Interestingly, Calipari, despite being 65 years old and forced to handle all kinds of NIL-related matters, seems rejuvenated at Arkansas. Likely it helps, in his case, that Arkansas is widely considered to have the largest NIL war chest in the nation. He probably doesn’t have to be quite as budget-conscious when it comes to roster composing as someone like Bennett at a smaller program.
Parrish knows of a college coach who decided “this is not how I want to spend my days — on Zoom calls in the transfer portal, rallying boosters to build collectives, and then taking that collective money and trying to figure out how to buy players in the same league as Duke and North Carolina and Louisville and other big brands that are operating at the tip top of the NIL game.”
Unquestionably, the Arkansas basketball program would be included among those big brands that are making life awful hard for some college coaches these days. If this kind of NIL-induced stress was indeed a reason for Bennett leaving, then Arkansas as part of the pack of blue bloods would have played an indirect hand in that.
Tony Bennett himself indicated he saw the writing on the wall last week:
John Calipari and Recruiting
A handful of elite NBA players have ties to the Dominican Republic, with the most notable being Karl-Anthony Towns.
Towns grew up in New Jersey with an American father and Dominican mother and didn’t make his first visit to the island until age 15, but it immediately made an impression on him. At the age of 16, the future No. 1 NBA Draft pick joined the national team and played under John Calipari in a friendly against a U.S. team featuring the likes of Kevin Durant and LeBron James, with whom Towns would join forces in 2024 to win the Olympic gold medal.
The next year, playing for Orlando Antigua and Ron Sanchez, represented the Dominican Republic in the 2013 FIBA AmeriCup. In 2014-15, Towns starred for Kentucky as a freshman, playing for both Calipari and Antigua before going pro.
What was once a fairly hot source of NBA players has dried up some in recent years, but a potential future NBA player with ties to the island nation comes in the form of Tajh Ariza, son of former NBA player Trevor Ariza.

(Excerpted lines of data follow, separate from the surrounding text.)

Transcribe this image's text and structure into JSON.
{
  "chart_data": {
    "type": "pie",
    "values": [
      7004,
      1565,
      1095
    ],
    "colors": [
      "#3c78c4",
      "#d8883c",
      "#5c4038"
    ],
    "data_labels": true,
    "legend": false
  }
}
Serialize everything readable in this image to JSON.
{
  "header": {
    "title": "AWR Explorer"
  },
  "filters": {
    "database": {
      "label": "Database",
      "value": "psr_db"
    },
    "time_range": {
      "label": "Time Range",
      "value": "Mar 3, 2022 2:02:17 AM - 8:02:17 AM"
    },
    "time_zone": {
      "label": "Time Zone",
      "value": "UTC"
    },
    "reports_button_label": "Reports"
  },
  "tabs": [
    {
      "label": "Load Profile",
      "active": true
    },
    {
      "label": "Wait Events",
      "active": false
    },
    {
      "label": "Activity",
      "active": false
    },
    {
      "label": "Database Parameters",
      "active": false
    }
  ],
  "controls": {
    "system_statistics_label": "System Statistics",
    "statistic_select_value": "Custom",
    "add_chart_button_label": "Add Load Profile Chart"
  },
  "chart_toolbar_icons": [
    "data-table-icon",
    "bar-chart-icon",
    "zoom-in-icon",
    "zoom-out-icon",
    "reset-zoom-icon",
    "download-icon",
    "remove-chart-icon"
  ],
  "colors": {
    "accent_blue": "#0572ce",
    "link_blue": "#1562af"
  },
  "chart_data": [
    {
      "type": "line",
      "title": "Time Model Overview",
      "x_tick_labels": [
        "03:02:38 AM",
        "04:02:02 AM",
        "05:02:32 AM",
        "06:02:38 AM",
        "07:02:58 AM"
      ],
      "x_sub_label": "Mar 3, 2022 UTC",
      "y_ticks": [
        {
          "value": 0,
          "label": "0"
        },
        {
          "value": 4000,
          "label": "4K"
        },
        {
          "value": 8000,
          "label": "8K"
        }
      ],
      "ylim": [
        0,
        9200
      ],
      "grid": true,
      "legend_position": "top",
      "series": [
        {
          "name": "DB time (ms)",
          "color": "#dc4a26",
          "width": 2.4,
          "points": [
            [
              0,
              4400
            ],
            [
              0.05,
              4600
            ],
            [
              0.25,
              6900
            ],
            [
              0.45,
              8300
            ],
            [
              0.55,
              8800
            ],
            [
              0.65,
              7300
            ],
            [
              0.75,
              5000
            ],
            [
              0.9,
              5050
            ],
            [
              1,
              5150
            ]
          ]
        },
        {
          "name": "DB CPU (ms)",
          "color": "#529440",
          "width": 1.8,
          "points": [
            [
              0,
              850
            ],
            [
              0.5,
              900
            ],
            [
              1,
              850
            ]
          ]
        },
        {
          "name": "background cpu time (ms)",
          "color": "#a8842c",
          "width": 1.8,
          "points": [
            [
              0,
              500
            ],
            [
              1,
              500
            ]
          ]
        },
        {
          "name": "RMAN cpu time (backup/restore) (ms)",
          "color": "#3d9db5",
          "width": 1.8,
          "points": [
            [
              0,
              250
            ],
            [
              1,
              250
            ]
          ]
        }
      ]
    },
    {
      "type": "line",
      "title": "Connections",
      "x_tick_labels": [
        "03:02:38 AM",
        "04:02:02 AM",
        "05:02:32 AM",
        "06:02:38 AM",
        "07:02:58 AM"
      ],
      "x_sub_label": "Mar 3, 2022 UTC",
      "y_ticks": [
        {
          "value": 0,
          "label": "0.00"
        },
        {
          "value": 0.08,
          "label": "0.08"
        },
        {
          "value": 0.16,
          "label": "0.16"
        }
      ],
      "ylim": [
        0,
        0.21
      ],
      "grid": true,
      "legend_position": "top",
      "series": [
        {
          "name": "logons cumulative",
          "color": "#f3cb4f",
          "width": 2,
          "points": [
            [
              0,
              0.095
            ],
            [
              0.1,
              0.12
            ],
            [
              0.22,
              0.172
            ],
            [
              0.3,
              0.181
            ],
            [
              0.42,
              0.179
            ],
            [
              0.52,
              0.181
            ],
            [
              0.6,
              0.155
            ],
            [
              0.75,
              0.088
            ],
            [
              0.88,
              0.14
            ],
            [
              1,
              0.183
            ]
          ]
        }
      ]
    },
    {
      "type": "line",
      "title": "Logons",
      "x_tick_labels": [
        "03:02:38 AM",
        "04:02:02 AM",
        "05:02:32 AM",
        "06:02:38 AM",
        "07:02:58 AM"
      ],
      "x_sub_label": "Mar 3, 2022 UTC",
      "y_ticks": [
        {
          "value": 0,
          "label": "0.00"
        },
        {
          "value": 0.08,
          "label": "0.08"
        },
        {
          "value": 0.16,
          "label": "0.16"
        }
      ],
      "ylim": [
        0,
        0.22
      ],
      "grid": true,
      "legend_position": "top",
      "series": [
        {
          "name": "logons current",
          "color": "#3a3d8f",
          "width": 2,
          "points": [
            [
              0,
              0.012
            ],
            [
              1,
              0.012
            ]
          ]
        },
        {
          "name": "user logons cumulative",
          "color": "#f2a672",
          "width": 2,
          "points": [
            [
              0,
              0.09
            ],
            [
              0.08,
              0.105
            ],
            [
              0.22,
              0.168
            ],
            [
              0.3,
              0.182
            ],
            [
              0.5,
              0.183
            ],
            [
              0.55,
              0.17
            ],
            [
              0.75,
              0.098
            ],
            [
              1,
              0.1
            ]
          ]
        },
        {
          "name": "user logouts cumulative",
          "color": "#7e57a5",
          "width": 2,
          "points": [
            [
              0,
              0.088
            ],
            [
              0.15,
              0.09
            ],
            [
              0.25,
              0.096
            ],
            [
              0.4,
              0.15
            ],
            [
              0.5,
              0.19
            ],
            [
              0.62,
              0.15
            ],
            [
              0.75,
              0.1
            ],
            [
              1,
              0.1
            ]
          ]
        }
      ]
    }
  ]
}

Trevor Ariza has Dominican ancestry, among other nationalities, and once considered playing for its national team. His son, who lives in Los Angeles, is 247Sports’ No. 3 ranked player in the class of 2026 with an offer from every major program you can think of including Arkansas.
Even without the Dominican tie, Calipari would find plenty to discuss with Arizas given his extensive network. But the island connection can only help.